Milano, 10 febbraio 2018 - C’è Quistello, 5.600 abitanti nell’Oltrepò mantovano, e c’è Quinto Romano, pochi di meno all’estrema periferia Ovest di Milano. Premana, alle pendici delle Alpi Orobie, e Lazzate nella piana brianzola; Brembio, profonda Bassa lodigiana, e Campione d’Italia, quasi Svizzera. Località diversamente sperdute nella vasta Lombardia che hanno in comune la difficoltà a trovare medici della mutua. Un report della Regione indica 59 tra casi e ambiti territoriali carenti «con maggiori criticità di copertura», per un totale di 220 comuni. Dove, cioè, i bandi delle Ats per incaricare un titolare sono andati deserti anche più volte e l’assistenza è garantita dai supplenti. Cinque comuni per l’Ats della Montagna, altrettanti ambiti nella Valpadana che però abbracciano una settantina di località; alcune, come la frazione Barbasso di Roncoferraro, nel Mantovano, considerate così poco appetibili dai medici che nei bandi è inserito il vincolo ad aprire lo studio proprio lì. Come ha fatto nei quartieri milanesi di Ponte Lambro e Quinto Romano l’Ats Metropolitana, che ha altri nove casi «critici». Nel Bresciano gli ambiti carenti sono due (in Val Trompia e nella zona del lago d’Idro), nella Bergamasca 16, soprattutto nelle valli; per l’Ats Insubria 14, da città come Gallarate ai comuni frontalieri; la Brianza ne ha 6 e ha messo 5 vincoli dalla Val Varrone a Bellano sul Lario fino a Omate, frazione di Agrate.
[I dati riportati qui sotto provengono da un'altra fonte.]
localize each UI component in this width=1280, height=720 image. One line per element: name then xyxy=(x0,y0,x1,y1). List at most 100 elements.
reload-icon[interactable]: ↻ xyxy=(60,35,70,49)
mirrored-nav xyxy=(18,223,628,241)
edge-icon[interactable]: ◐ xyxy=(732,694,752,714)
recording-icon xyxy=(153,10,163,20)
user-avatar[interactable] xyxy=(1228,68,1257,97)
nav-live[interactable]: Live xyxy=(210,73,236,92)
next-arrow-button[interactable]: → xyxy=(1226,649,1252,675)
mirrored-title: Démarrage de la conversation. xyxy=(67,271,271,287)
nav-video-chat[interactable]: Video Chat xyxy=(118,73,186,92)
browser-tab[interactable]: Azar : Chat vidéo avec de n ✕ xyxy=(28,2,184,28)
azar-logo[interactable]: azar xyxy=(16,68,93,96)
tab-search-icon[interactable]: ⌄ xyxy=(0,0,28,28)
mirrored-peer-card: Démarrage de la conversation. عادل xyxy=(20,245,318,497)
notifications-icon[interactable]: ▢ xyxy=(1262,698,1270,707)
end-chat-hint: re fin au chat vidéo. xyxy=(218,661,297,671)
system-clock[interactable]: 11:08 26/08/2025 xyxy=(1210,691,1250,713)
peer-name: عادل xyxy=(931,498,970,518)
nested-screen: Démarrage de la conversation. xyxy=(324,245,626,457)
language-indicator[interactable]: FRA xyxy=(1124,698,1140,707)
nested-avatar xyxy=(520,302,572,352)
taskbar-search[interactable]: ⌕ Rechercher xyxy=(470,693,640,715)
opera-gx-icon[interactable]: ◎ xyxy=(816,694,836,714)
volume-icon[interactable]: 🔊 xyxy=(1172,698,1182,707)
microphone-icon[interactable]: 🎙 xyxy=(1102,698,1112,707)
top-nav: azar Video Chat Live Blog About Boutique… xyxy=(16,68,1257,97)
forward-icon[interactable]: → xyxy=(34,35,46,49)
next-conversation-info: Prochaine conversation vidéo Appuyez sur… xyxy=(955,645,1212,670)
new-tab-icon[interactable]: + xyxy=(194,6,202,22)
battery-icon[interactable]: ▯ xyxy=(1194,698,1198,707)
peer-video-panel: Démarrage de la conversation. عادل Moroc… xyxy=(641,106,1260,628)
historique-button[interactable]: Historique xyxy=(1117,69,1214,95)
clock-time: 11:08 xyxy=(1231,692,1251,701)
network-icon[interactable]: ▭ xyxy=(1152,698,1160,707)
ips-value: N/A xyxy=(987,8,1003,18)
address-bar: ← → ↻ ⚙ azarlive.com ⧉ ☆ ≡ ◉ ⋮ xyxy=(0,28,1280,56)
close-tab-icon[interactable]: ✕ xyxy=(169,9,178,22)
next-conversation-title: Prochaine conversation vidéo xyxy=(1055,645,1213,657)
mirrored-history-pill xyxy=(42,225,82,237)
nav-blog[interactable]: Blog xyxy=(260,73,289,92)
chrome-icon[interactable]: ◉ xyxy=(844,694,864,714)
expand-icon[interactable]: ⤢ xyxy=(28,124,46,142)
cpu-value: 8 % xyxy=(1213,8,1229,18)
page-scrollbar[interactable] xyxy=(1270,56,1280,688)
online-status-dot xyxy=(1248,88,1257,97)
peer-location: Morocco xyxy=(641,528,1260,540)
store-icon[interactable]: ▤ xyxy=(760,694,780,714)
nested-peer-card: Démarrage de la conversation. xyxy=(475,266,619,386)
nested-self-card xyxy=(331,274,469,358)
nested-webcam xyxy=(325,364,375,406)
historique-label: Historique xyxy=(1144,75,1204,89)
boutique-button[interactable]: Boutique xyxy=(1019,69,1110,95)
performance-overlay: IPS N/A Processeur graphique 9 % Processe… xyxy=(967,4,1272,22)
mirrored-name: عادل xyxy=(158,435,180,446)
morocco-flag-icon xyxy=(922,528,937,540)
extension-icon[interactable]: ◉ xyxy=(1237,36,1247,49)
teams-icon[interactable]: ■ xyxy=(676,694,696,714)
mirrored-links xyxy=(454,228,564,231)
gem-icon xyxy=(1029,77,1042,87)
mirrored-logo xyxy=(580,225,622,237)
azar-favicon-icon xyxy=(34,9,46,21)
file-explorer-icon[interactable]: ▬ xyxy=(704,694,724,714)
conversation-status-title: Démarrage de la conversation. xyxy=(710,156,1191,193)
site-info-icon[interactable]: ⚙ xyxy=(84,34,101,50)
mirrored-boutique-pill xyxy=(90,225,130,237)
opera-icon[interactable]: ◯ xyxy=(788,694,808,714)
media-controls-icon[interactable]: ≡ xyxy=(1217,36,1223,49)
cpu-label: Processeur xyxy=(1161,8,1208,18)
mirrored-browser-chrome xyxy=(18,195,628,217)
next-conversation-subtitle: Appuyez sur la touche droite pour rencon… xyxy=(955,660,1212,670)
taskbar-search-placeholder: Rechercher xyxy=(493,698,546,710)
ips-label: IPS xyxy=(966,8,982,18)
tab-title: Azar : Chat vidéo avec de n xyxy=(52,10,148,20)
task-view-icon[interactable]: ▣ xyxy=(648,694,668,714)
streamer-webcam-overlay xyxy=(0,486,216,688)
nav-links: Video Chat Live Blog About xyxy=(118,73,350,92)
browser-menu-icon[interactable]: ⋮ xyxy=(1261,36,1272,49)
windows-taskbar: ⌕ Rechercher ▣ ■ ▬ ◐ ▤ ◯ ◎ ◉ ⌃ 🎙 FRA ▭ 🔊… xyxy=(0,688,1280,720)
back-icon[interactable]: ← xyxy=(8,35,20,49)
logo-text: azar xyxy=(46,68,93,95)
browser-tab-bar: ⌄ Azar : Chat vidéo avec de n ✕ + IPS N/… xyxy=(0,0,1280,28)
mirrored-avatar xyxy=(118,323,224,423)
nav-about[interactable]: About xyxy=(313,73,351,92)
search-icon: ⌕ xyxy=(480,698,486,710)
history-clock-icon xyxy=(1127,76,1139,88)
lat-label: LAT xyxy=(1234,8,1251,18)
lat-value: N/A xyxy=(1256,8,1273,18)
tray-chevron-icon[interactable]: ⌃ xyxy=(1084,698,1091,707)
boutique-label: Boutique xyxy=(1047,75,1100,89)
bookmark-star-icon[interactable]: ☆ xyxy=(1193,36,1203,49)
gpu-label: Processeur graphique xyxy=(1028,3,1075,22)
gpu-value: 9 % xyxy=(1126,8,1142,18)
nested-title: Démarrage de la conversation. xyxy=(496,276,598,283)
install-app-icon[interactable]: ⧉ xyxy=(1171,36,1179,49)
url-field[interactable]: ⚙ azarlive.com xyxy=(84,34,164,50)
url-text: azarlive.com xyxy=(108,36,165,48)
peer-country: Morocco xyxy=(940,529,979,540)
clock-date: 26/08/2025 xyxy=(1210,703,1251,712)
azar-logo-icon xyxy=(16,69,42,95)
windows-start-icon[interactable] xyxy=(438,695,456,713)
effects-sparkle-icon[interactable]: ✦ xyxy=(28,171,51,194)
Alcuni casi sono «critici» da anni, ma il problema è esploso lo scorso ottobre quando sono andati in pensione 68 medici di base in Lombardia. Il calcolo dell’Enpam (2.776 uscite al 2023 nella nostra regione) si basa sull’età pensionabile di 70 anni, ma si può andare in prepensionamento dai 65, con due mesi di preavviso. E dei circa 6.400 mutualisti lombardi, più di mille i 65 li hanno già compiuti. La Regione è corsa ai ripari e il 24 gennaio ha firmato un accordo integrativo con i sindacati, che prevede incentivi economici e supporto a trovare uno studio per i medici che accettano località poco “appetibili”; incarichi provvisori in attesa dei bandi anche in zone non critiche ma disagiate o popolate da anziani costretti a spostarsi per il dottore; in extremis la possibilità per le Ats di sbloccare in anticipo l’autolimitazione del massimale di 1.500 pazienti e di chiedere deroghe fino a duemila. In attesa del nuovo accordo nazionale, che potrebbe aprire alle guardie mediche (1.600 in Lombardia). Intanto, sottolinea l’assessore al Welfare Giulio Gallera, delle borse di specializzazione finanziate con 6 milioni dalla Regione nel triennio 2017/2020 dieci sono in medicina generale, e portano a 100 i borsisti, più 36 «soprannumerari»: «Un numero mai raggiunto. L’impegno è elevato», assicura. E prevede che anche la riforma della gestione dei malati cronici «aiuterà ad ammortizzare l’eventuale carenza legata all’invecchiamento dei Mmg».